Multimodal Structure Learning: Disentangling Shared and Specific Topology via Cross-Modal Graphical Lasso

Published 5 Apr 2026 in cs.CV and cs.LG | (2604.03953v1)

Abstract: Learning interpretable multimodal representations inherently relies on uncovering the conditional dependencies between heterogeneous features. However, sparse graph estimation techniques, such as Graphical Lasso (GLasso), to visual-linguistic domains is severely bottlenecked by high-dimensional noise, modality misalignment, and the confounding of shared versus category-specific topologies. In this paper, we propose Cross-Modal Graphical Lasso (CM-GLasso) that overcomes these fundamental limitations. By coupling a novel text-visualization strategy with a unified vision-language encoder, we strictly align multimodal features into a shared latent space. We introduce a cross-attention distillation mechanism that condenses high-dimensional patches into explicit semantic nodes, naturally extracting spatial-aware cross-modal priors. Furthermore, we unify tailored GLasso estimation and Common-Specific Structure Learning (CSSL) into a joint objective optimized via the Alternating Direction Method of Multiplier (ADMM). This formulation guarantees the simultaneous disentanglement of invariant and class-specific precision matrices without multi-step error accumulation. Extensive experiments across eight benchmarks covering both natural and medical domains demonstrate that CM-GLasso establishes a new state-of-the-art in generative classification and dense semantic segmentation tasks.

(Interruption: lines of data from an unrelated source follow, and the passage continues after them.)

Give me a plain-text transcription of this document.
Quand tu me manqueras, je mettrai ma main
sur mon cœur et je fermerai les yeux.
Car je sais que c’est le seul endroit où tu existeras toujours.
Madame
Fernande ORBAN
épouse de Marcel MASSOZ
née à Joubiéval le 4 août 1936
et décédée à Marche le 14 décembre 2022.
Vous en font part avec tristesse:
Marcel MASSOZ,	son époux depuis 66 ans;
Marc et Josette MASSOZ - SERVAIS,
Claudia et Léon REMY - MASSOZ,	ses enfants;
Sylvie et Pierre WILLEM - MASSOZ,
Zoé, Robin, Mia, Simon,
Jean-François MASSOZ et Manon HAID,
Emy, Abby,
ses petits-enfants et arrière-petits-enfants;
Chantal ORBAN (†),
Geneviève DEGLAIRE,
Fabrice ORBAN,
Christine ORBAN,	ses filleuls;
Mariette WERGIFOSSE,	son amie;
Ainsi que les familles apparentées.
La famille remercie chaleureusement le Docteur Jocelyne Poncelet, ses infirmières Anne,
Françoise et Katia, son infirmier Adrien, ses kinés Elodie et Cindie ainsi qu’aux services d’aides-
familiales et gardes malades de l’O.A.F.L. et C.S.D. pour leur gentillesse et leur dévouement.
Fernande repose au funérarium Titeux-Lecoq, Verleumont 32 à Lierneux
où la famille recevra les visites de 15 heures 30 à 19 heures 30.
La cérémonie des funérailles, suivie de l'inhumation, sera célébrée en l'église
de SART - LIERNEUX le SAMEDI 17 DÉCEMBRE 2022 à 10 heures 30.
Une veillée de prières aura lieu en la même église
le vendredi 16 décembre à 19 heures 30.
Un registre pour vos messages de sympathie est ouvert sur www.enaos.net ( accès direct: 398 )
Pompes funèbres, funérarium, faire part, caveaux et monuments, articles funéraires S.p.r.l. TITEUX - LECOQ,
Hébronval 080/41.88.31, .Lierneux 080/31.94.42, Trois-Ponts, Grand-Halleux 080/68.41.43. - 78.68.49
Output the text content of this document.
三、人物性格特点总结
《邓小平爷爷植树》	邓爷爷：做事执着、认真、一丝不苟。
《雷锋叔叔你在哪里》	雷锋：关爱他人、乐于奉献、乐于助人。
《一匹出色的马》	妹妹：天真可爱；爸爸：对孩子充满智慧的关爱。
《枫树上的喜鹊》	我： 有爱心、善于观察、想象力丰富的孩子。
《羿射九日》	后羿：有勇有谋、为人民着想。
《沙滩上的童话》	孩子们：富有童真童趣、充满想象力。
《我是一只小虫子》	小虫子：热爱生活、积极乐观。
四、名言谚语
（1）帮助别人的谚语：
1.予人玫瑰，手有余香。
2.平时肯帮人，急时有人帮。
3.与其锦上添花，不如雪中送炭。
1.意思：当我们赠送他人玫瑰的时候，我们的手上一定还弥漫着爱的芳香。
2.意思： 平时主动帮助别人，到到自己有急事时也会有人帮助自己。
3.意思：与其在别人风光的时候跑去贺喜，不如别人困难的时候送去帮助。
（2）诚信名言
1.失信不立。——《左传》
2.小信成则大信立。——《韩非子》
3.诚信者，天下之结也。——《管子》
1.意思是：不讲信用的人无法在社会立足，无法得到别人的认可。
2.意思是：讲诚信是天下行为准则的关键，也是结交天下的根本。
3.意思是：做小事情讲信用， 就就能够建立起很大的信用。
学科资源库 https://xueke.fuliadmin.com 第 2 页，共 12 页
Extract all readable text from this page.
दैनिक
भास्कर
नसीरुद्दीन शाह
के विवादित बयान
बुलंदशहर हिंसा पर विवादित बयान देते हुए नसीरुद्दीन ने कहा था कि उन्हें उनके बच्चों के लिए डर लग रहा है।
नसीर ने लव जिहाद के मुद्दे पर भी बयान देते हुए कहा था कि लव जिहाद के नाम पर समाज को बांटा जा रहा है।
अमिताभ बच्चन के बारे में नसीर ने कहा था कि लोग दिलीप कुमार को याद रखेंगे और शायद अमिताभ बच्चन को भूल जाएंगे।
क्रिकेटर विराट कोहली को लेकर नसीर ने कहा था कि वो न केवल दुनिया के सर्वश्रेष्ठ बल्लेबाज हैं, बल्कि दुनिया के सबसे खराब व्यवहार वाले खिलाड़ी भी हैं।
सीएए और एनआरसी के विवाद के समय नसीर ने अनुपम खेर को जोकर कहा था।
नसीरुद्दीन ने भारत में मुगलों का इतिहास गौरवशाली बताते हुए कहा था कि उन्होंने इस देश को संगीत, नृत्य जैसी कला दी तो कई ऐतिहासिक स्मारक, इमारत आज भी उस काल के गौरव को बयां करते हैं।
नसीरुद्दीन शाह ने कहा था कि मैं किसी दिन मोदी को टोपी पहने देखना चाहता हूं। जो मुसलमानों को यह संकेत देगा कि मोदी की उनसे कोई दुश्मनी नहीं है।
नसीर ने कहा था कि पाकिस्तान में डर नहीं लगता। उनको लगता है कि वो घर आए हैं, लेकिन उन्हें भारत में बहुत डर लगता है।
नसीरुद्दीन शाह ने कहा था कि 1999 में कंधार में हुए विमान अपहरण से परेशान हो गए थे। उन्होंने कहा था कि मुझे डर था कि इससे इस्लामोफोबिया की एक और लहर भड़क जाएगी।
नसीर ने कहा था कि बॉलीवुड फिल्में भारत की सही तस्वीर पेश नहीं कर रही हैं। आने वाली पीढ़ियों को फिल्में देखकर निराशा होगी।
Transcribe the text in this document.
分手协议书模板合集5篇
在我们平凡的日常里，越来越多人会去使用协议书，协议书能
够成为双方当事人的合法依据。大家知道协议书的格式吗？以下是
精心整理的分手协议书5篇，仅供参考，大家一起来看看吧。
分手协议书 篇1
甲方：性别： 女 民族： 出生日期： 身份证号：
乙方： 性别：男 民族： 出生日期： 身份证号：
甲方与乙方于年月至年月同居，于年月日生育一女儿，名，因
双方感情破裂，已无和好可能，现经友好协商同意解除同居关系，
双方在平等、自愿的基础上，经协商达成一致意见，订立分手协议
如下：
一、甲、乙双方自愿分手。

Abstract PDF Upgrade to Chat

Authors (3)

Summary

The paper introduces CM-GLasso, a framework that disentangles shared and category-specific topologies via joint ADMM optimization.
It employs unified feature extraction and cross-attention distillation to mitigate modality misalignment and high-dimensional noise.
Empirical results show improved classification performance, achieving state-of-the-art accuracy on benchmarks like CUB-200-2011 and ADE20K.

Introduction

The paper "Multimodal Structure Learning: Disentangling Shared and Specific Topology via Cross-Modal Graphical Lasso" (2604.03953) presents a principled framework, CM-GLasso, for interpretable multimodal representation learning by jointly modeling conditional dependencies between heterogeneous features. Traditional sparse graph estimation methods, e.g., Graphical Lasso (GLasso), suffer from severe limitations when applied to visual-linguistic domains due to high-dimensional noise, modality misalignment, and confounding shared vs. category-specific topologies. CM-GLasso addresses these challenges through unified feature extraction, cross-attention distillation, adaptive prior utilization, and a joint ADMM optimization that disentangles invariant and class-specific precision matrices.

Figure 1: The CM-GLasso pipeline—feature extraction via SigLIP 2, cross-attention distillation, spatial-aware cross-modal priors, nonparanormal transformation, and joint ADMM optimization for disentangling shared and category-specific topologies.

Sparse precision matrix estimation via GLasso and its extensions has traditionally operated in unimodal settings, with advances relying on non-uniform penalty weighting and eBIC-guided structure selection. Recent vision-LLMs like SigLIP 2 and CLIP provide aligned cross-modal embedding spaces but do not directly exploit geometric pathways for conditional dependency modeling. Previous approaches such as Tailored GLasso leverage auxiliary priors but remain limited to unimodal domains and sequential topology decomposition, which accumulates numerical error and fails to exploit structural cross-modal priors.

CM-GLasso bridges the gap by integrating unified vision-language encoders and sophisticated cross-attention distillation to produce interpretable cross-modal structure priors, optimized in a single ADMM-based objective.

Methodology

Unified Multimodal Feature Alignment

A text visualization strategy renders textual descriptions as images, thereby enabling the use of a single vision-language encoder (SigLIP 2 ViT-B/16) for both modalities. This ensures feature consistency and aligned attention footprints, significantly reducing overhead and misalignment artifacts typical in multimodal pipelines.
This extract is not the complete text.